[Date Prev][Date Next] [Chronological] [Thread] [Top]

(ITS#3416) HEAD peername ACL issue



Full_Name: Quanah Gibson-Mount
Version: HEAD
OS: Solaris 8
URL: ftp://ftp.openldap.org/incoming/
Submission from: (NULL) (171.66.182.82)


When the slapd.conf file is evaluated out of HEAD, it complains about my
peername ACL:

/usr/local/etc/openldap/slapd.acl: line 593: peername pattern already
specified.
<access clause> ::= access to <what> [ by <who> <access> [ <control> ] ]+
<what> ::= * | [dn[.<dnstyle>]=<DN>] [filter=<filter>] [attrs=<attrlist>]
<attrlist> ::= <attr> [val[.<style>]=<value>] | <attr> , <attrlist>
<attr> ::= <attrname> | entry | children
<who> ::= [ * | anonymous | users | self | dn[.<dnstyle>]=<DN> ]
        [dnattr=<attrname>]
        [group[/<objectclass>[/<attrname>]][.<style>]=<group>]
        [peername[.<peernamestyle>]=<peer>] [sockname[.<style>]=<name>]
        [domain[.<domainstyle>]=<domain>] [sockurl[.<style>]=<url>]
        [ssf=<n>] [transport_ssf=<n>] [tls_ssf=<n>] [sasl_ssf=<n>]
<dnstyle> ::= base(Object) | one(level) | sub(tree) | children | exact | regex
<style> ::= exact | regex | base(Object)
<peernamestyle> ::= exact | regex | ip | path
<domainstyle> ::= exact | regex | base(Object) | sub(tree)
<access> ::= [self]{<level>|<priv>}
<level> ::= none | auth | compare | search | read | write
<priv> ::= {=|+|-}{w|r|s|c|x|0}+
<control> ::= [ stop | continue | break ]

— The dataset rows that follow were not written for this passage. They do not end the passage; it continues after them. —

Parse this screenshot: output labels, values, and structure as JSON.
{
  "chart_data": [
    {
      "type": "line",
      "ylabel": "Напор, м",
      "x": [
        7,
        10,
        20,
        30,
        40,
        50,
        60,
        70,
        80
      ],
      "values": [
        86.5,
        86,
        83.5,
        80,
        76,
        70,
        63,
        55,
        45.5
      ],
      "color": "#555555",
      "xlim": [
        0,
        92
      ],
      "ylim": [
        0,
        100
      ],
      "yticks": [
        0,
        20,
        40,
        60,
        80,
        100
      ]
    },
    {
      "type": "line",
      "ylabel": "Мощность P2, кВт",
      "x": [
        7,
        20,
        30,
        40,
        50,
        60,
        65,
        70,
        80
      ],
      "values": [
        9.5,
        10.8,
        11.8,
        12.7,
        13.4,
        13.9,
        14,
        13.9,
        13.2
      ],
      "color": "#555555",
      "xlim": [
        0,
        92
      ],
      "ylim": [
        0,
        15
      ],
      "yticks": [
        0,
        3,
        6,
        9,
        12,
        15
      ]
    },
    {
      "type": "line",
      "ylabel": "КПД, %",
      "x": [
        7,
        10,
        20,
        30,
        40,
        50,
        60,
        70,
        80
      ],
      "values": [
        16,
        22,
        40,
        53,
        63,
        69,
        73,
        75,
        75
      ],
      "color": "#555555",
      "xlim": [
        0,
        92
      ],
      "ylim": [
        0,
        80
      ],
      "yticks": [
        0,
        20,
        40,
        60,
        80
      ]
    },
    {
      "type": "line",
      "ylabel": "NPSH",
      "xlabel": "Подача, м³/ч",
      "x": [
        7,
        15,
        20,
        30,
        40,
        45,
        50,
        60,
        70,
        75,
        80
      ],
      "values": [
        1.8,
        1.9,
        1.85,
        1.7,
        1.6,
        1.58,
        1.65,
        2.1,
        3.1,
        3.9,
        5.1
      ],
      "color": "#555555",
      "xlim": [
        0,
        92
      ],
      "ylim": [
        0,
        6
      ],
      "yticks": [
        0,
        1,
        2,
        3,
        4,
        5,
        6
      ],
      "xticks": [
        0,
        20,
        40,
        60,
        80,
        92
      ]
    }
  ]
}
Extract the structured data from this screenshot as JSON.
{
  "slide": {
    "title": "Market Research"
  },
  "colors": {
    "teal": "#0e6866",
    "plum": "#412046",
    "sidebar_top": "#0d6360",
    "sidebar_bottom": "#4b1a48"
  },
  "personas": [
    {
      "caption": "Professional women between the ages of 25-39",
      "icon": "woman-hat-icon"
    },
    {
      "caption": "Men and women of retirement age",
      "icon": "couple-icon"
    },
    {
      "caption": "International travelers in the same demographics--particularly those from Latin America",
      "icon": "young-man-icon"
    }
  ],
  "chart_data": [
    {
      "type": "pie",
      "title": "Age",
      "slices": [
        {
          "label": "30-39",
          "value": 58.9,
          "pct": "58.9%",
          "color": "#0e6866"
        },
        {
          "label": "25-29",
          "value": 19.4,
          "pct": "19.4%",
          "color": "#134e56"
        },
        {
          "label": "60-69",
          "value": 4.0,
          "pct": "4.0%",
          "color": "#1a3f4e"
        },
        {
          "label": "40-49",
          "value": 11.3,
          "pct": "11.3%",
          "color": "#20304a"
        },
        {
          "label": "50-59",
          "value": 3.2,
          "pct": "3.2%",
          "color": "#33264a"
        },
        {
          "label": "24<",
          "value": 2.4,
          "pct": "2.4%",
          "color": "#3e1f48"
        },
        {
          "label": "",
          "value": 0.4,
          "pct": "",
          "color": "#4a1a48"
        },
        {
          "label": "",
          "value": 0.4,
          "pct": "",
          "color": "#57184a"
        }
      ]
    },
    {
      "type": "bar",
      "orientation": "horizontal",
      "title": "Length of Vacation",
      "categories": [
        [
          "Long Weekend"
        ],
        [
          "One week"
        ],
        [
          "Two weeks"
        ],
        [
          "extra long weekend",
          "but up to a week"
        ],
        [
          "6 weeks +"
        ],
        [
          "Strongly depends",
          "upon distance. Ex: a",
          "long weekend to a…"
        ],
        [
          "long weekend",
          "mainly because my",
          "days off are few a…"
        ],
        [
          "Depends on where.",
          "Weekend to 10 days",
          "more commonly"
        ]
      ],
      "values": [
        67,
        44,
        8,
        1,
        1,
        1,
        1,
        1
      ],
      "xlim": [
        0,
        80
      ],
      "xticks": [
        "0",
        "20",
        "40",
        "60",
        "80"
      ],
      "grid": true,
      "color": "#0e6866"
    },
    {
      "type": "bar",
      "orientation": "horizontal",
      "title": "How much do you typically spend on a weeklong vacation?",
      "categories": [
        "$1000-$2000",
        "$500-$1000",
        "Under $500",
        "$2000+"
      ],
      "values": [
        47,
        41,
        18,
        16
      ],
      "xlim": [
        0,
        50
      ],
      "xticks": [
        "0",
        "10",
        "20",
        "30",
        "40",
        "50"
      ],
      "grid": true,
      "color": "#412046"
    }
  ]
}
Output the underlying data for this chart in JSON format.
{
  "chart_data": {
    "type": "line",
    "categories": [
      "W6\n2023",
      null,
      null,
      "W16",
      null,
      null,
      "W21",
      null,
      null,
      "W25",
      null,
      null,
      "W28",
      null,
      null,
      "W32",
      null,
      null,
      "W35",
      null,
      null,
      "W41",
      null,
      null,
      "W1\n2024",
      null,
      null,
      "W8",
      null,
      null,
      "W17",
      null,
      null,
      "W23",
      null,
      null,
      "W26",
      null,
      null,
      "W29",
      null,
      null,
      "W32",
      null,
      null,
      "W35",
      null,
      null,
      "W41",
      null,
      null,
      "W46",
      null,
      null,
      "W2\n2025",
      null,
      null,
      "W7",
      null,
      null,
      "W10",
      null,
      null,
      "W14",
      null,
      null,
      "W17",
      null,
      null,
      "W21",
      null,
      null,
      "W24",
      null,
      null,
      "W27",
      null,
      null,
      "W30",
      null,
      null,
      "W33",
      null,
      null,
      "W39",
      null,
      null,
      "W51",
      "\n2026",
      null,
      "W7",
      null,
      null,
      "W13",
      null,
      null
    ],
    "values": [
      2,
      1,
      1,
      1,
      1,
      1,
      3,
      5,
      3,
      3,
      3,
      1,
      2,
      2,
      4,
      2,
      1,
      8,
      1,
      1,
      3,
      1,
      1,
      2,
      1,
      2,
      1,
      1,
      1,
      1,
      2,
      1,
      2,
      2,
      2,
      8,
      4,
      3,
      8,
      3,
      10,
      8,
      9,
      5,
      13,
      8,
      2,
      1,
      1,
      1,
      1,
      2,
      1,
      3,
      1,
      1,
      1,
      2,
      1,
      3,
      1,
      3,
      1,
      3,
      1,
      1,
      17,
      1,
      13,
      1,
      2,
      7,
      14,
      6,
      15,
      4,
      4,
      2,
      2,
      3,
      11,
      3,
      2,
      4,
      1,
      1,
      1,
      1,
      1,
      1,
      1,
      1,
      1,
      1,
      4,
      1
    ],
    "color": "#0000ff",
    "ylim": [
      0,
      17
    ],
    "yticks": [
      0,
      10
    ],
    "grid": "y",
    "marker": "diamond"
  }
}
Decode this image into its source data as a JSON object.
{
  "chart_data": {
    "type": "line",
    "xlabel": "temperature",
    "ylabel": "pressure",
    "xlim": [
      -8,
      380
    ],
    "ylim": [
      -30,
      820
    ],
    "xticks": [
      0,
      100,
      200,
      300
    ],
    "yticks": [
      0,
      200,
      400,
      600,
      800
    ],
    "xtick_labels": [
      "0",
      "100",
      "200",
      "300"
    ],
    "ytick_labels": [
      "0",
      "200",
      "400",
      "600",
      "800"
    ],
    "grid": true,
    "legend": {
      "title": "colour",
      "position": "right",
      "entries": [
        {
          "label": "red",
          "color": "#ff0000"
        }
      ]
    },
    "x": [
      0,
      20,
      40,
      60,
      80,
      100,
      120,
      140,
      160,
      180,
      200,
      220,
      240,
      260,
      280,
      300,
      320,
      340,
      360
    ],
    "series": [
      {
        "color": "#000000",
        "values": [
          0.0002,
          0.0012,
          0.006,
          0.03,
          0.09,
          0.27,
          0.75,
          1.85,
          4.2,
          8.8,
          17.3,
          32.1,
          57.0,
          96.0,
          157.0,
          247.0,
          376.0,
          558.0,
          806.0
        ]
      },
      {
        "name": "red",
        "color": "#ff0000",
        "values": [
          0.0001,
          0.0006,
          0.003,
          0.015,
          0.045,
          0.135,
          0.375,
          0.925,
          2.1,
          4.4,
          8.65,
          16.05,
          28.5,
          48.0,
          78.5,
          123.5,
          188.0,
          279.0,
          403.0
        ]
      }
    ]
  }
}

However, according to the HEAD manpage, my ACL is correct:

access to dn.children="cn=accounts,dc=stanford,dc=edu"
filter=(sulelandstatus=active) attrs=posixAccount
        by peername.ip=127.0.0.1 anonymous read

I currently use this ACL in OpenLDAP 2.2 without issue.